Xia Yang, Jiang Hongwei, Chen Jinwen, Xu Fang, Zhang Guoxiu, Zhang Dongshan
Department of Emergency Medicine, Second Xiangya Hospital, People's Republic of China; Emergency Medicine and Difficult Diseases Institute, Second Xiangya Hospital, People's Republic of China.
Department of Endocrinology, First Affiliated Hospital of Henan University of Science and Technology, People's Republic of China.
Life Sci. 2023 May 1;320:121540. doi: 10.1016/j.lfs.2023.121540. Epub 2023 Mar 11.
Our previous studies reported that low-dose paclitaxel (Taxol) ameliorated renal fibrosis in the unilateral ureteral obstruction and remnant kidney models. However, the regulatory role of Taxol in diabetic kidney disease (DKD) is still unclear. Herein, we observed that low-dose Taxol attenuated high glucose-increased expression of fibronectin, collagen I and collagen IV in Boston University mouse proximal tubule cells. Mechanistically, Taxol suppressed the expression of homeodomain-interacting protein kinase 2 (HIPK2) via disrupting the binding of Smad3 to HIPK2 promoter region, and consequently inhibited the activation of p53. Besides, Taxol ameliorated RF in Streptozotocin mice and db/db-induced DKD via suppression of Smad3/HIPK2 axis as well as inactivation of p53. Altogether, these results suggest that Taxol can block Smad3-HIPK2/p53 axis, thereby attenuating the progression of DKD. Hence, Taxol is a promising therapeutic drug for DKD.
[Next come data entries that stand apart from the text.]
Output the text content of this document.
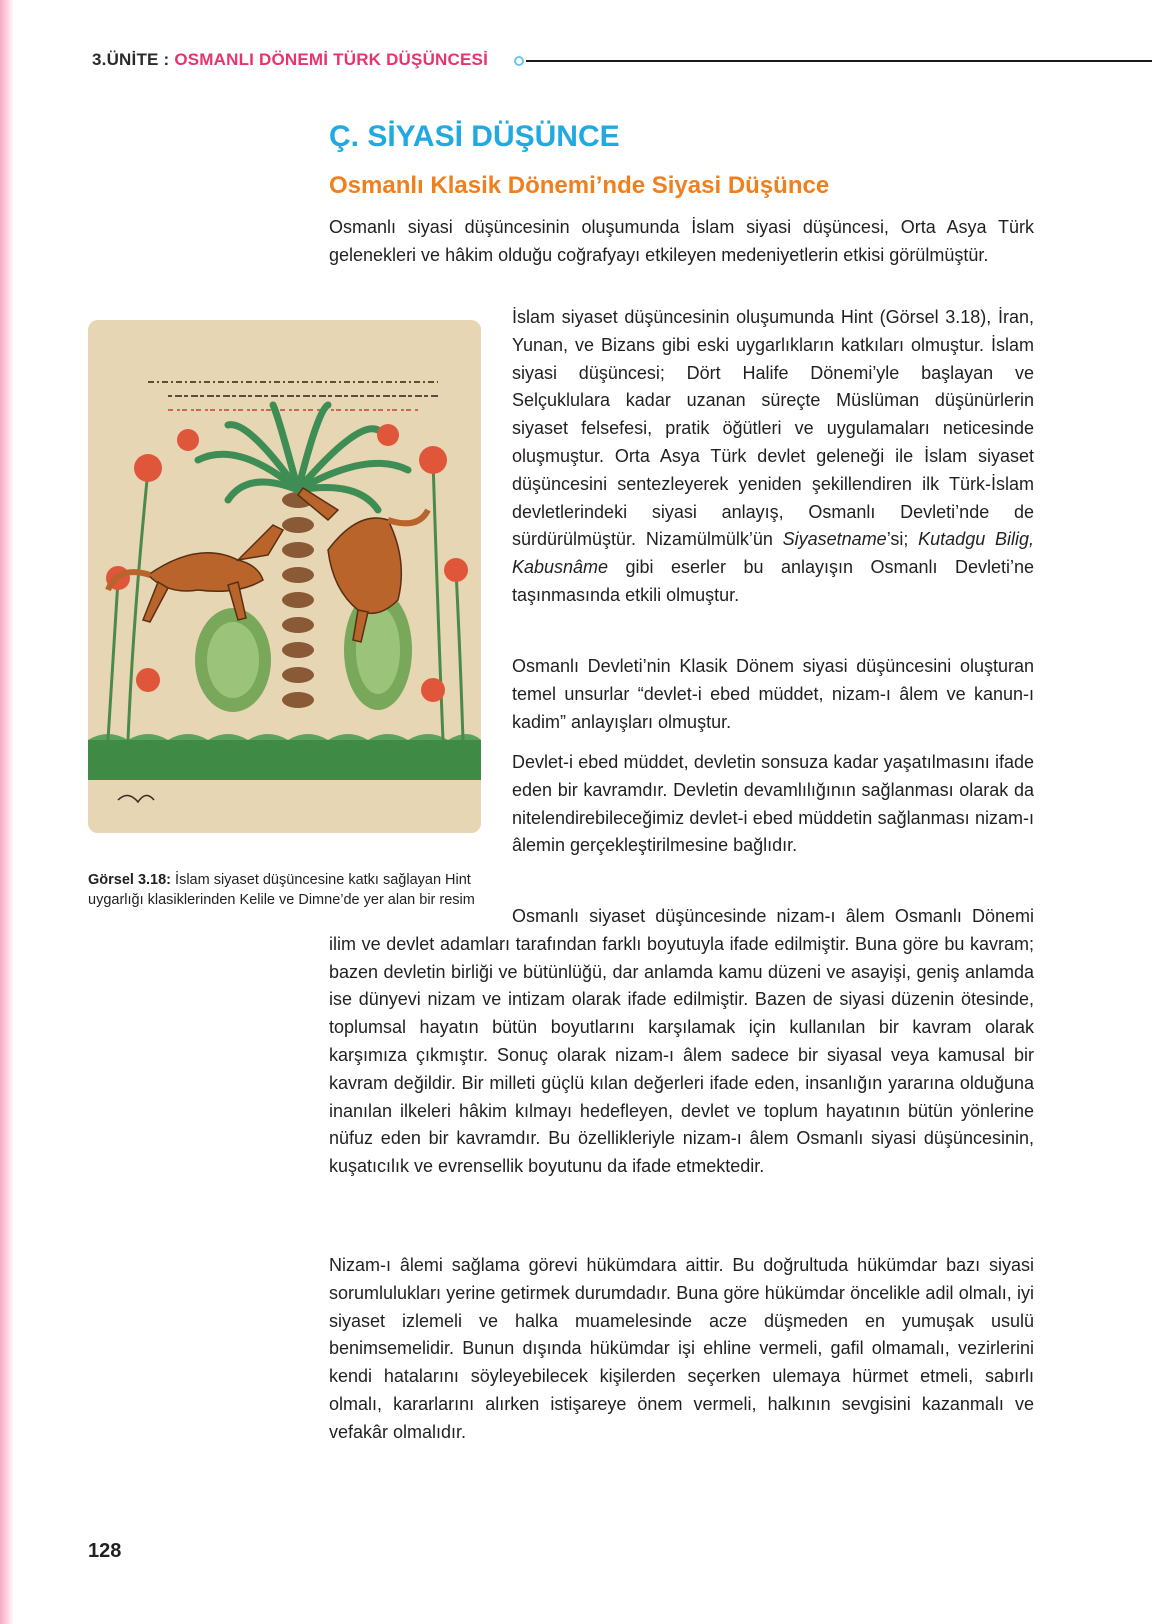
3.ÜNİTE : OSMANLI DÖNEMİ TÜRK DÜŞÜNCESİ
Ç. SİYASİ DÜŞÜNCE
Osmanlı Klasik Dönemi’nde Siyasi Düşünce

Osmanlı siyasi düşüncesinin oluşumunda İslam siyasi düşüncesi, Orta Asya Türk gelenekleri ve hâkim olduğu coğrafyayı etkileyen medeniyetlerin etkisi görülmüştür.

İslam siyaset düşüncesinin oluşumunda Hint (Görsel 3.18), İran, Yunan, ve Bizans gibi eski uygarlıkların katkıları olmuştur. İslam siyasi düşüncesi; Dört Halife Dönemi’yle başlayan ve Selçuklulara kadar uzanan süreçte Müslüman düşünürlerin siyaset felsefesi, pratik öğütleri ve uygulamaları neticesinde oluşmuştur. Orta Asya Türk devlet geleneği ile İslam siyaset düşüncesini sentezleyerek yeniden şekillendiren ilk Türk-İslam devletlerindeki siyasi anlayış, Osmanlı Devleti’nde de sürdürülmüştür. Nizamülmülk’ün Siyasetname’si; Kutadgu Bilig, Kabusnâme gibi eserler bu anlayışın Osmanlı Devleti’ne taşınmasında etkili olmuştur.

Osmanlı Devleti’nin Klasik Dönem siyasi düşüncesini oluşturan temel unsurlar “devlet-i ebed müddet, nizam-ı âlem ve kanun-ı kadim” anlayışları olmuştur.

Devlet-i ebed müddet, devletin sonsuza kadar yaşatılmasını ifade eden bir kavramdır. Devletin devamlılığının sağlanması olarak da nitelendirebileceğimiz devlet-i ebed müddetin sağlanması nizam-ı âlemin gerçekleştirilmesine bağlıdır.

Osmanlı siyaset düşüncesinde nizam-ı âlem Osmanlı Dönemi ilim ve devlet adamları tarafından farklı boyutuyla ifade edilmiştir. Buna göre bu kavram; bazen devletin birliği ve bütünlüğü, dar anlamda kamu düzeni ve asayişi, geniş anlamda ise dünyevi nizam ve intizam olarak ifade edilmiştir. Bazen de siyasi düzenin ötesinde, toplumsal hayatın bütün boyutlarını karşılamak için kullanılan bir kavram olarak karşımıza çıkmıştır. Sonuç olarak nizam-ı âlem sadece bir siyasal veya kamusal bir kavram değildir. Bir milleti güçlü kılan değerleri ifade eden, insanlığın yararına olduğuna inanılan ilkeleri hâkim kılmayı hedefleyen, devlet ve toplum hayatının bütün yönlerine nüfuz eden bir kavramdır. Bu özellikleriyle nizam-ı âlem Osmanlı siyasi düşüncesinin, kuşatıcılık ve evrensellik boyutunu da ifade etmektedir.

Nizam-ı âlemi sağlama görevi hükümdara aittir. Bu doğrultuda hükümdar bazı siyasi sorumlulukları yerine getirmek durumdadır. Buna göre hükümdar öncelikle adil olmalı, iyi siyaset izlemeli ve halka muamelesinde acze düşmeden en yumuşak usulü benimsemelidir. Bunun dışında hükümdar işi ehline vermeli, gafil olmamalı, vezirlerini kendi hatalarını söyleyebilecek kişilerden seçerken ulemaya hürmet etmeli, sabırlı olmalı, kararlarını alırken istişareye önem vermeli, halkının sevgisini kazanmalı ve vefakâr olmalıdır.

Görsel 3.18: İslam siyaset düşüncesine katkı sağlayan Hint uygarlığı klasiklerinden Kelile ve Dimne’de yer alan bir resim
128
我们之前的研究报道,低剂量紫杉醇(泰素)可改善单侧输尿管梗阻和残余肾模型中的肾纤维化。然而,紫杉醇在糖尿病肾病(DKD)中的调节作用仍不清楚。在此,我们观察到低剂量紫杉醇可减弱波士顿大学小鼠近端肾小管细胞中高糖诱导的纤连蛋白、I型胶原和IV型胶原表达增加。机制上,紫杉醇通过破坏Smad3与HIPK2启动子区域的结合来抑制同源结构域相互作用蛋白激酶2(HIPK2)的表达,从而抑制p53的激活。此外,紫杉醇通过抑制Smad3/HIPK2轴以及使p53失活,改善链脲佐菌素小鼠和db/db诱导的DKD中的肾纤维化。总之,这些结果表明紫杉醇可阻断Smad3-HIPK2/p53轴,从而减弱DKD的进展。因此,紫杉醇是一种有前景的DKD治疗药物。